Stop Abusive Misuse of Antibiotics on Farm Animals

Target: Tom Vilsack, United States Secretary of Agriculture

Goal: Demand stricter regulations on antibiotic administration on factory farms throughout the U.S.

More than half of all antibiotics distributed in the U.S. are administered to farm animals, rather than people. Many antibiotics used are to prevent and control common diseases, enabling animals to be kept in filthy, overcrowded conditions, where disease would typically run rampant, with little to no access to veterinary care. Animals, like chickens and turkeys, are forced to live among their own feces and corpses of dead birds are left to rot in cages and barns where tens of thousands of other animals are kept. This consistent exposure of farm animals to bacterial contaminants means that they are constantly at risk of developing some disease or another. Antibiotics are also used among farm animals such as chickens and pigs to rapidly and unnaturally increase growth. With the use of antibiotics, animals can grow to more than double their normal size, resulting in a whole slew of health problems as well as difficulties walking or even standing upright.

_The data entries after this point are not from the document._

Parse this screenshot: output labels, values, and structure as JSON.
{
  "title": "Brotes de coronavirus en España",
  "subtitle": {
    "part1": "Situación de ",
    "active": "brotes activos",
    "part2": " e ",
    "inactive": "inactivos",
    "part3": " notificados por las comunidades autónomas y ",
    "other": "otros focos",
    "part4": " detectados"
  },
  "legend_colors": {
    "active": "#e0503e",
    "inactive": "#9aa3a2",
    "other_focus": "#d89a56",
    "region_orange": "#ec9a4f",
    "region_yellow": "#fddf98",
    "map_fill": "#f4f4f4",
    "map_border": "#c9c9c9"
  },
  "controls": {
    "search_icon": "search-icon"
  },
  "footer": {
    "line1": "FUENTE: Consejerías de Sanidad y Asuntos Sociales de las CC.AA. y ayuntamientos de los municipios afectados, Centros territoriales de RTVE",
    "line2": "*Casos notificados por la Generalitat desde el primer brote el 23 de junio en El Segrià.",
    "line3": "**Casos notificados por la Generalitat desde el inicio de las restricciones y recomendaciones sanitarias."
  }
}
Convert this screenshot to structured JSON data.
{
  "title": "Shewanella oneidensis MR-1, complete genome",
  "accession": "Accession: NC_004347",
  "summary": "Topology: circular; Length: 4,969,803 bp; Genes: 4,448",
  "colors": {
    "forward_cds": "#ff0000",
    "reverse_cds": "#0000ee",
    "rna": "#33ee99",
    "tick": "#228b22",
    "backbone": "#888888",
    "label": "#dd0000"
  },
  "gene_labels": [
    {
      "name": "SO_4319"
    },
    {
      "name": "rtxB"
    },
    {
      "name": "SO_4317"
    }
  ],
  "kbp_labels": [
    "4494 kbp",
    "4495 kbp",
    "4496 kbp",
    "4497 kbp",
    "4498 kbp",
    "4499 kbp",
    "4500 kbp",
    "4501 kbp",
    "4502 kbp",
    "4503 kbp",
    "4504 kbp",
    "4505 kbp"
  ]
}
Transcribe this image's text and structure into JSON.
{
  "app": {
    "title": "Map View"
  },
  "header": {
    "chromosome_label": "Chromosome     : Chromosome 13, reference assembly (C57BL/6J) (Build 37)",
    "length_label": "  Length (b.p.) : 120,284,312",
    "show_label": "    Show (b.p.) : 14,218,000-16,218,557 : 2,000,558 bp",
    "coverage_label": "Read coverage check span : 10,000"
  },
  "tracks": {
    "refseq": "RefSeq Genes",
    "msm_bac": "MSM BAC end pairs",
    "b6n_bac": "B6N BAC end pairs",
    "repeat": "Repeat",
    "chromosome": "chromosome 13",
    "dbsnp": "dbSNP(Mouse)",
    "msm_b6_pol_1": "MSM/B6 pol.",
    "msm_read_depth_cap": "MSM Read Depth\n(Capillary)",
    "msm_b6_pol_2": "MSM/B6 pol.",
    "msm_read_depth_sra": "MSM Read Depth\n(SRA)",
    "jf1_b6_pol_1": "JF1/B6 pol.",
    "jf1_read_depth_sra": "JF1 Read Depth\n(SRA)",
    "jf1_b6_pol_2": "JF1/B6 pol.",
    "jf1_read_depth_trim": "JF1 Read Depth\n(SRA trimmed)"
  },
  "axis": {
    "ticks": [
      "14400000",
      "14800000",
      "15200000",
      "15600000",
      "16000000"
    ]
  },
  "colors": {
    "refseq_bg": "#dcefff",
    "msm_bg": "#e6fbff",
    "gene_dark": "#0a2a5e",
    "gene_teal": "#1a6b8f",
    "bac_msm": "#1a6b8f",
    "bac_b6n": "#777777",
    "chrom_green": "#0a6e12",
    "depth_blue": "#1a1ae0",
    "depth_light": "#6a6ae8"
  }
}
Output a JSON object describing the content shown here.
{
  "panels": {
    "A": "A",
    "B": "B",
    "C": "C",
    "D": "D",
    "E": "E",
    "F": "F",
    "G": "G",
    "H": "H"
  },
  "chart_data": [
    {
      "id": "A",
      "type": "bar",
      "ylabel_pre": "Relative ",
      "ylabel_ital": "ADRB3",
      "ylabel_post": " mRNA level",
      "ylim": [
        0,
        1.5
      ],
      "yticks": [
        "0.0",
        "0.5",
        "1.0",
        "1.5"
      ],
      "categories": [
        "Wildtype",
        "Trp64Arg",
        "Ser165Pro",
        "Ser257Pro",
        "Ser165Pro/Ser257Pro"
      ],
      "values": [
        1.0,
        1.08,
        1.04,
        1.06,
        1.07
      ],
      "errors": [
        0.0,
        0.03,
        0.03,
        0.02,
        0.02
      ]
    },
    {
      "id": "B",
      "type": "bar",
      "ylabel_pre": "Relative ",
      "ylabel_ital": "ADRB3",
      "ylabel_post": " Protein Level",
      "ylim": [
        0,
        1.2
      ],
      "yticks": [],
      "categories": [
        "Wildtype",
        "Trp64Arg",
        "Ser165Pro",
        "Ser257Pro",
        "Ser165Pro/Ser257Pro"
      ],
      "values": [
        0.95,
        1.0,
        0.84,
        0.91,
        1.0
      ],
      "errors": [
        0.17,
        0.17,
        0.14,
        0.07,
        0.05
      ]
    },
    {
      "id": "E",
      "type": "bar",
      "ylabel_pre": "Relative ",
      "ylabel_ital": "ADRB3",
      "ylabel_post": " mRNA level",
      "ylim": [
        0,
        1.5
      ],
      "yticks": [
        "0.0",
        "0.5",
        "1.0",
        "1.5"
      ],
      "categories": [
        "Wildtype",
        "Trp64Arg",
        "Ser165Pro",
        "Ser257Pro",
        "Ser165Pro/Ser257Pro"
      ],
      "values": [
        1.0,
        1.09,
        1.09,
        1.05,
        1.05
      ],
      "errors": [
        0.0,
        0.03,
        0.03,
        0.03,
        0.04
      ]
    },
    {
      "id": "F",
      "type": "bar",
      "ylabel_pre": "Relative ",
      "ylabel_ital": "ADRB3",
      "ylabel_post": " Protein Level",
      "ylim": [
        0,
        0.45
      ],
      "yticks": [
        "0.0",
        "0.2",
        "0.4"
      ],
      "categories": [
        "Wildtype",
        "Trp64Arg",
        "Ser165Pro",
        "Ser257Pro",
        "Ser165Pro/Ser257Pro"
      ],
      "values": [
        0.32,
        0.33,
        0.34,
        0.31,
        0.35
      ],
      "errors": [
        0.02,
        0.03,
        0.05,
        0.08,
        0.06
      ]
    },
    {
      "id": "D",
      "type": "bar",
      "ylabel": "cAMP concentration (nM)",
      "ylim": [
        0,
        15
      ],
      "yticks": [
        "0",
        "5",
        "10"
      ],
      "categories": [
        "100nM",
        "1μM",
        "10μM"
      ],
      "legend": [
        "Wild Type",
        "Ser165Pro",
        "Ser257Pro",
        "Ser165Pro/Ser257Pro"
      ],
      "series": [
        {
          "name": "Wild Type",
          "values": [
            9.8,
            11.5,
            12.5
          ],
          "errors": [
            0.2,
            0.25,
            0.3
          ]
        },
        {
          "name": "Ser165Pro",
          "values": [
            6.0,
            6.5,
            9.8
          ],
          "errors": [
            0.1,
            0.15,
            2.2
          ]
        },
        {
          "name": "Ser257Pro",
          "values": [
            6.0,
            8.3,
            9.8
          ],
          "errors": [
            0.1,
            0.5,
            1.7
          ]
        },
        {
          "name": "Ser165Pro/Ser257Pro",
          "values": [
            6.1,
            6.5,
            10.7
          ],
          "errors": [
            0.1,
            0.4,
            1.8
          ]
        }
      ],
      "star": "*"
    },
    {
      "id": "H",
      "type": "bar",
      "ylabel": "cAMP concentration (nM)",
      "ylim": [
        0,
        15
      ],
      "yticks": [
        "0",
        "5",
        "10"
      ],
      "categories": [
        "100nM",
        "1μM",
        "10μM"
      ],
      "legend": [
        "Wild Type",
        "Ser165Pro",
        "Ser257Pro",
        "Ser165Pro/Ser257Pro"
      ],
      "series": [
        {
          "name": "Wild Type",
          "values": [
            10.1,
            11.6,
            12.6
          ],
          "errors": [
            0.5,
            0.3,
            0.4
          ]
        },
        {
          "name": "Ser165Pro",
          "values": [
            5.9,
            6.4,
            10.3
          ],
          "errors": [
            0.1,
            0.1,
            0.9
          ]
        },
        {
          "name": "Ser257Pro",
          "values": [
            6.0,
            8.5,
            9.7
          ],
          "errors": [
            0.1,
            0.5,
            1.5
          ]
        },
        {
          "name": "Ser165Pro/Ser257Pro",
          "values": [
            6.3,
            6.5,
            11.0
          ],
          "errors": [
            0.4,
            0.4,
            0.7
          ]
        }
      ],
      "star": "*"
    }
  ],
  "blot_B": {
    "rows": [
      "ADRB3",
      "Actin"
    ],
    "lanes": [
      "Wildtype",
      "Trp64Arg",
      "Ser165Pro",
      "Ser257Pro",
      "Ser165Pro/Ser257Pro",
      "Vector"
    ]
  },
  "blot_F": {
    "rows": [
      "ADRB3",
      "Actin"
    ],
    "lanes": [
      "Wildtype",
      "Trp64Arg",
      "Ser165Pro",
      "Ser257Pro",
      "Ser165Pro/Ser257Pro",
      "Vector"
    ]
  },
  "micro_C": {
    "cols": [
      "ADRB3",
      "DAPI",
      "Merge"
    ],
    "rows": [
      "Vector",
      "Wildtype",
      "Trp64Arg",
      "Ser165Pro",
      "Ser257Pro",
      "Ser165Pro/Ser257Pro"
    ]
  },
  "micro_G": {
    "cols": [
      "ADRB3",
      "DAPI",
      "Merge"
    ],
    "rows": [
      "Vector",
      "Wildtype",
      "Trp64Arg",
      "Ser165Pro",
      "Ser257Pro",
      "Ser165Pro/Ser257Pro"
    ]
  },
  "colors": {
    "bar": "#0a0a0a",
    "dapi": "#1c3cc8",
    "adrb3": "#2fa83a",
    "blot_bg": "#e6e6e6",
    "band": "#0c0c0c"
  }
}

Overuse and misuse of these antibiotics has also spurred concerns for animal and human health. Populations of antibiotic-resistant bacteria—also called superbugs—have developed in large quantities, surfacing themselves all over the world. These bacteria, as the name suggests, cause infections that are untreatable by common antibiotics and, in many cases, can be fatal for hosts. Superbugs are easily transmitted to humans either through direct contact with or consumption of infected livestock. As these bacteria have also been turning up in rivers and public waterways near factory farms across the USA, Canada, Spain, and Thailand, it is possible that transmission may also occur by means of contaminated drinking water. Human infection has increased tremendously in recent times, and even among young, healthy Americans have faced the dire consequences of deadly, resistant strains of MRSA, CRE, strep, candida auras, etc. We must step in and take action before this problem escalates even further.

The factory farming industry has long affected animal and environmental health and, now, even human health might have to suffer the disastrous consequences of these unsanitary and heinous practices. Sign this petition to demand that the U.S. government better regulate the use of antibiotics in livestock populations and to encourage legislators to improve welfare standards on factory farms across the country.


Dear Secretary Vilsack,

Animals on factory farms across the U.S. are inundated with antibiotics, with more than half of our national antibiotic supply used to prevent and control common diseases in livestock populations rather than in humans. This allows farmers to keep animals in horrendous conditions—confined with hundreds of thousands of others, living among their own feces and the rotting corpses of dead animals, without any access to proper veterinary care—where disease would typically run rampant. Antibiotics are also used on animals to rapidly increase growth, forcing animals to grow upwards of two to three times their natural weights. Animals, as a result, suffer from series of painful health conditions—such as arthritis and weakened joints—and are often unable to walk or even stand upright.

Misuse and overuse of antibiotics has allowed for the cultivation of new populations of antibiotic-resistant bacteria, which cannot be treated by any modern medicines. These bacteria—also referred to as superbugs since they are, as far as we are concerned, indestructible—even afflict totally healthy, young people, causing intense sickness and in many cases, death. Something of 700,000 people die a year from superbugs. The number is only expected to rise and, by the year 2050, scientists predict that the superbug epidemic will kill millions.

Due to the cramped and dirty confines in which farmers keep their animals, antibiotic-resistant bacteria strains easily pass from one animal to another. These bacteria are just as easily transmitted to humans, whether it be through direct contact with infected livestock, the consumption of infected meat, or contact with contaminated air or soil. Superbugs have also been found in many public lakes and waterways near factory farms throughout the world, and this contamination of our drinkable water sources is yet another point of transmission.

The spread of antibiotic-resistant bacteria could easily be prevented if only farmers were to improve living conditions for their animals. We are asking you, Mr. Vilsack, to please enforce stricter regulations on antibiotic administration on factory farms throughout the country. We do not need another pandemic on our hands.